In Section 2(p), non-core activities have been listed, which covers almost all manual work and specialist works.
- Sanitation work, including sweeping and cleaning, dusting and collection of all kinds of waste management, are treated as non-core. (The regular work of downtrodden workers is completely allowed for contract.)
- Watch and ward, including security services.
- Canteen and catering services.
- Loading and unloading operations.
- Running of hospitals, educational and training institutions, guest houses, clubs, etc., which are in the nature of support services of an establishment.
- Courier services which are in the nature of support services of the establishment.
- Civil and other constructional works, including maintenance.
- Gardening and maintenance of lawns.
- Housekeeping and laundry services and other like activities where they are in the nature of support services of the establishment.
- Transport services, including ambulance services.
- Any activity of intermittent nature, even if that constitutes a core activity of an establishment.
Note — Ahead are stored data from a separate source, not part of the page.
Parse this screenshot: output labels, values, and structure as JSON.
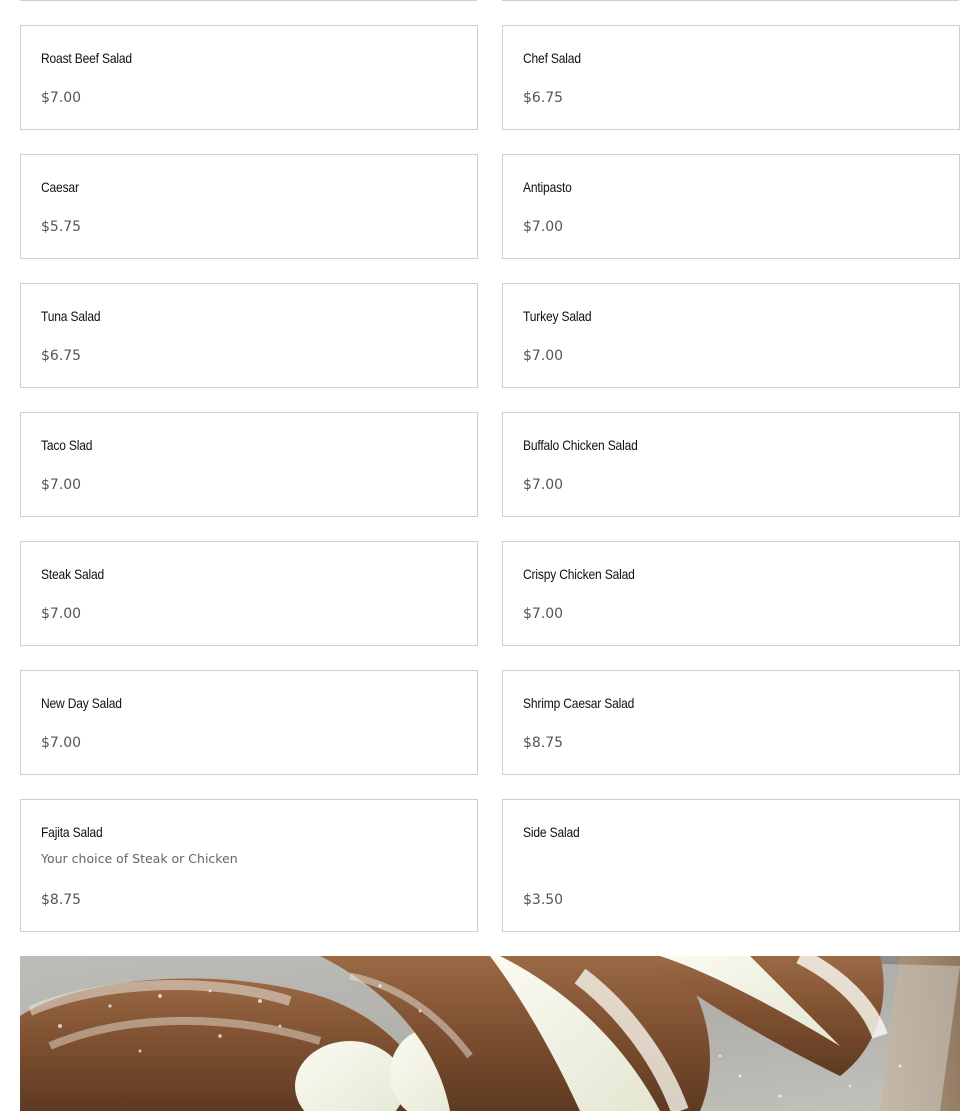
{
  "menu": {
    "rows": [
      [
        {
          "name": "Roast Beef Salad",
          "description": "",
          "price": "$7.00"
        },
        {
          "name": "Chef Salad",
          "description": "",
          "price": "$6.75"
        }
      ],
      [
        {
          "name": "Caesar",
          "description": "",
          "price": "$5.75"
        },
        {
          "name": "Antipasto",
          "description": "",
          "price": "$7.00"
        }
      ],
      [
        {
          "name": "Tuna Salad",
          "description": "",
          "price": "$6.75"
        },
        {
          "name": "Turkey Salad",
          "description": "",
          "price": "$7.00"
        }
      ],
      [
        {
          "name": "Taco Slad",
          "description": "",
          "price": "$7.00"
        },
        {
          "name": "Buffalo Chicken Salad",
          "description": "",
          "price": "$7.00"
        }
      ],
      [
        {
          "name": "Steak Salad",
          "description": "",
          "price": "$7.00"
        },
        {
          "name": "Crispy Chicken Salad",
          "description": "",
          "price": "$7.00"
        }
      ],
      [
        {
          "name": "New Day Salad",
          "description": "",
          "price": "$7.00"
        },
        {
          "name": "Shrimp Caesar Salad",
          "description": "",
          "price": "$8.75"
        }
      ],
      [
        {
          "name": "Fajita Salad",
          "description": "Your choice of Steak or Chicken",
          "price": "$8.75"
        },
        {
          "name": "Side Salad",
          "description": "",
          "price": "$3.50"
        }
      ]
    ]
  },
  "banner_image": {
    "subject": "cannoli-photo"
  }
}
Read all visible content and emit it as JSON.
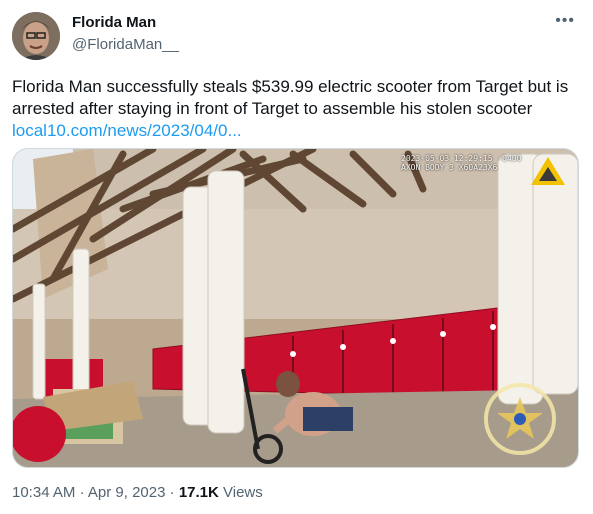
{
  "author": {
    "name": "Florida Man",
    "handle": "@FloridaMan__"
  },
  "tweet": {
    "text": "Florida Man successfully steals $539.99 electric scooter from Target but is arrested after staying in front of Target to assemble his stolen scooter",
    "link": "local10.com/news/2023/04/0..."
  },
  "media": {
    "cam_line1": "2023-05-03 12:29:15 -0400",
    "cam_line2": "AXON BODY 3 X60A23X6",
    "badge_top": "FLAGLER",
    "badge_county": "COUNTY",
    "badge_bottom": "SHERIFF'S OFFICE"
  },
  "footer": {
    "time": "10:34 AM",
    "date": "Apr 9, 2023",
    "views_count": "17.1K",
    "views_label": "Views"
  },
  "icons": {
    "more": "more-dots-icon",
    "axon": "axon-triangle-icon",
    "badge": "sheriff-star-icon"
  }
}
- In railways, all departments will be opened for contract.
Section 57(2)(a)
Hitherto, there was a Contract Labour Advisory Board with representatives from trade unions to decide as to whether a work is of a permanent nature or can be outsourced for contract. This is abolished now.
The appropriate government may, by notification, appoint a designated authority to advise the government on the question whether any activity of an establishment is a core activity or otherwise. There is no mention of labour representatives.
Fixed Term Employment
The Code also permits fixed-term employment with similar working conditions of a regular worker. They tom-tom that gratuity is available even for one year of service. What will he or she get? Only 15 days’ wages. Then they will be discharged from service.
Employers wanted hire-and-fire rights. It is implemented by these contract freedoms.
The Parliamentary Standing Committee asked the Ministry of Labour and Employment whether any maximum number of times can be accepted for FTE so that they can be made permanent thereafter. MOLE did not accept.
This is the government which introduced Agniveer in the forces, four-year service, no DA, no gratuity or pension. 54 lakh unemployed applied for 40,000 posts. Such is the unemployment situation in the country.
Despite seven strikes, this government is adamant because they want the situation of abundance of labour market to be in favour of employers. It is only with this intention they are making the labour laws useless for millions of workers. The TeamLease report says that there are 6.3 crore MSMEs.
Only 10 lakh will be covered by the Labour Codes. 6.2 crore are out of coverage of the Codes.
Hence, reject the ECOWRAP report and stop issuing rules, and have meaningful discussions with Unions/Associations and State Governments, and hold the National-level Labour Conference, which has been stopped for many years. Implement all ILO Conventions in toto.
Thomas Franco is the former General Secretary of All India Bank Officers’ Confederation and a Steering Committee Member at the Global Labour University.